From: Topi Miettinen
Date: Sat Oct 24 2020 - 07:34:45 EST


On 23.10.2020 20.52, Salvatore Mesoraca wrote:
Hi,

On Thu, 22 Oct 2020 at 23:24, Topi Miettinen <toiwoton@xxxxxxxxx> wrote:
SARA looks interesting. What is missing is a prctl() to enable all W^X
protections irrevocably for the current process, then systemd could
enable it for services with MemoryDenyWriteExecute=yes.

SARA actually has a procattr[0] interface to do just that.
There is also a library[1] to help using it.

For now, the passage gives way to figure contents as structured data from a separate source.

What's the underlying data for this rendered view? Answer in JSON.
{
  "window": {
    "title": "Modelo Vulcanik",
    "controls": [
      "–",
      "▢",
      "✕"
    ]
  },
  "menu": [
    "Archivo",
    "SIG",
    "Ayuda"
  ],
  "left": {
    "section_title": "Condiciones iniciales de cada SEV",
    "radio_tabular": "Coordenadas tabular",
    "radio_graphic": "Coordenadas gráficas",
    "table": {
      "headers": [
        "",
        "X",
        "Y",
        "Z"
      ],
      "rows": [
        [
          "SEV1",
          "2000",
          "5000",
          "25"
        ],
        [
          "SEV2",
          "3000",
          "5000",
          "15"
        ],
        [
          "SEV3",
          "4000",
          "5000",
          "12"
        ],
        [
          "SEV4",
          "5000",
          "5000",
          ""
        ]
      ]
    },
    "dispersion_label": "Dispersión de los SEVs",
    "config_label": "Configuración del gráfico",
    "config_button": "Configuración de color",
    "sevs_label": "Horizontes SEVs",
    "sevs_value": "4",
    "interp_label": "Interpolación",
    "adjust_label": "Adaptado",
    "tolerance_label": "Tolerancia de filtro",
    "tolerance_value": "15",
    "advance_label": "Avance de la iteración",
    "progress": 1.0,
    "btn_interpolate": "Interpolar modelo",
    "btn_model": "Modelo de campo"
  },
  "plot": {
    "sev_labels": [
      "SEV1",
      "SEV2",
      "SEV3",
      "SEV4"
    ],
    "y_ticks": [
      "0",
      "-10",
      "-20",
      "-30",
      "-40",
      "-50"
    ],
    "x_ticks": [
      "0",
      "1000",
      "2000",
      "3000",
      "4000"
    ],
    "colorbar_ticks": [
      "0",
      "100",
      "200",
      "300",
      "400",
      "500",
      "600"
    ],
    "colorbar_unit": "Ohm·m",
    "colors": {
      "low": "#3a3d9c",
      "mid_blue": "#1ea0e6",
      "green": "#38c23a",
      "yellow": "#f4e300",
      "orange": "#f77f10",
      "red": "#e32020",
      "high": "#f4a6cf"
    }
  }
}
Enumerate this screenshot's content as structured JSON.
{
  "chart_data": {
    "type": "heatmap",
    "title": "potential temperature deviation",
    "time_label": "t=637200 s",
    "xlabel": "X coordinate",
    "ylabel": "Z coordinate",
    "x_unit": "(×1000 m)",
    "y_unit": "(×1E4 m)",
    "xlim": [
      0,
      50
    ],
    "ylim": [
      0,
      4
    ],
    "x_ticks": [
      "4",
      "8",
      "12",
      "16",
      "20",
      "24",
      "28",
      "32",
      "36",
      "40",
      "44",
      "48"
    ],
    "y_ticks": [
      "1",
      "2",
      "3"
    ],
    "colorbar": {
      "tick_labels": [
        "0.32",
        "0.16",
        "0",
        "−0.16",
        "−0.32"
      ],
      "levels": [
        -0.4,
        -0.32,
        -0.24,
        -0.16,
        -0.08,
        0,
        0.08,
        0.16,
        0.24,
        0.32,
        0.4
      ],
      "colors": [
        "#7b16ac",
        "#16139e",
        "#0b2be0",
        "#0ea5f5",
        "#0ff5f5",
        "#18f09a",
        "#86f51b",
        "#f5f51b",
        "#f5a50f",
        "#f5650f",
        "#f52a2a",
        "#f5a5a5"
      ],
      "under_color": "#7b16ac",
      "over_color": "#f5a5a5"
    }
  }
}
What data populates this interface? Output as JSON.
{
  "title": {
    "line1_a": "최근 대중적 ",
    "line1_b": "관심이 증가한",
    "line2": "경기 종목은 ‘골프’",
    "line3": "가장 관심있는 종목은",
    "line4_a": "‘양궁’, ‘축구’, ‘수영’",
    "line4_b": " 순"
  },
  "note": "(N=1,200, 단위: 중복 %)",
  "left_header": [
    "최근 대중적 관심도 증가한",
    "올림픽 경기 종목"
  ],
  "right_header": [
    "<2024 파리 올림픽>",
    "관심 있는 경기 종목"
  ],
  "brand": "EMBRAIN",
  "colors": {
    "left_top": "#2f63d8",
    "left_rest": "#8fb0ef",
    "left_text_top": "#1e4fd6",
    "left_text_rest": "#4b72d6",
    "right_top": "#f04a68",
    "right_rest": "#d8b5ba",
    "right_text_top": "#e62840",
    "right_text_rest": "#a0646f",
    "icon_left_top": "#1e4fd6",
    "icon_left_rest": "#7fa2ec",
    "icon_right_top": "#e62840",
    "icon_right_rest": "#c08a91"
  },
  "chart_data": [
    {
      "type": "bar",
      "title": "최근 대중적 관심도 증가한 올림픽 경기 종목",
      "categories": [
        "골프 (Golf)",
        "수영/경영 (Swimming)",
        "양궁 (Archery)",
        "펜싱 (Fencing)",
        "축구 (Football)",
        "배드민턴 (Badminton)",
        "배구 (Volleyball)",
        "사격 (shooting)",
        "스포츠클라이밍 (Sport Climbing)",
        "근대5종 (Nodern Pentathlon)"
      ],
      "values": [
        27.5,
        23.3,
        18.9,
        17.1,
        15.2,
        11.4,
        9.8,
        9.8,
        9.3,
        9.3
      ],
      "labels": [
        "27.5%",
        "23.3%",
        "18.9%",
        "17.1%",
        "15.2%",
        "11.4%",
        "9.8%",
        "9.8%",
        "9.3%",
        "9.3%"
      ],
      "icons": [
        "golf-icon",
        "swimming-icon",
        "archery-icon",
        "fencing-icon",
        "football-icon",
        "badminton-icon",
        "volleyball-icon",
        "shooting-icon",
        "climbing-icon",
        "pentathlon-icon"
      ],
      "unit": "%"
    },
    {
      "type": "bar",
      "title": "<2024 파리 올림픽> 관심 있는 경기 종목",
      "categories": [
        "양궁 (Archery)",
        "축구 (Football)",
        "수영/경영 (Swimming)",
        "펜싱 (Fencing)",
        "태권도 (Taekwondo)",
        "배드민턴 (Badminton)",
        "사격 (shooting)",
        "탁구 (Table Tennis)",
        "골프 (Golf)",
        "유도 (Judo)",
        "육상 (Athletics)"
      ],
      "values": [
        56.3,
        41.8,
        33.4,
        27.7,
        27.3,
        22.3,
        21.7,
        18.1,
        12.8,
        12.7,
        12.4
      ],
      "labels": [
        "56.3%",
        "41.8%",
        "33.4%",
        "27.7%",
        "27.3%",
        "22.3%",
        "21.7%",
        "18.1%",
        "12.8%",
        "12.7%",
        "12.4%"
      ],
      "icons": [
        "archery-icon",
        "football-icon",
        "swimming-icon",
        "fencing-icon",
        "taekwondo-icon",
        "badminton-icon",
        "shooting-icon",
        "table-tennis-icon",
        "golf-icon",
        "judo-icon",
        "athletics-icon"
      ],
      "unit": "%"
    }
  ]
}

That means that /proc has to be available and writable at that point, so setting up procattrs has to be done before mount namespaces are set up. In general, it would be nice for sandboxing facilities in kernel if there would be a way to start enforcing restrictions only at next execve(), like setexeccon() for SELinux and aa_change_onexec() for AppArmor. Otherwise the exact order of setting up various sandboxing options can be very tricky to arrange correctly, since each option may have a subtle effect to the sandboxing features enabled later. In case of SARA, the operations done between shuffling the mount namespace and before execve() shouldn't be affected so it isn't important. Even if it did (a new sandboxing feature in the future would need trampolines or JIT code generation), maybe the procattr file could be opened early but it could be written closer to execve().

-Topi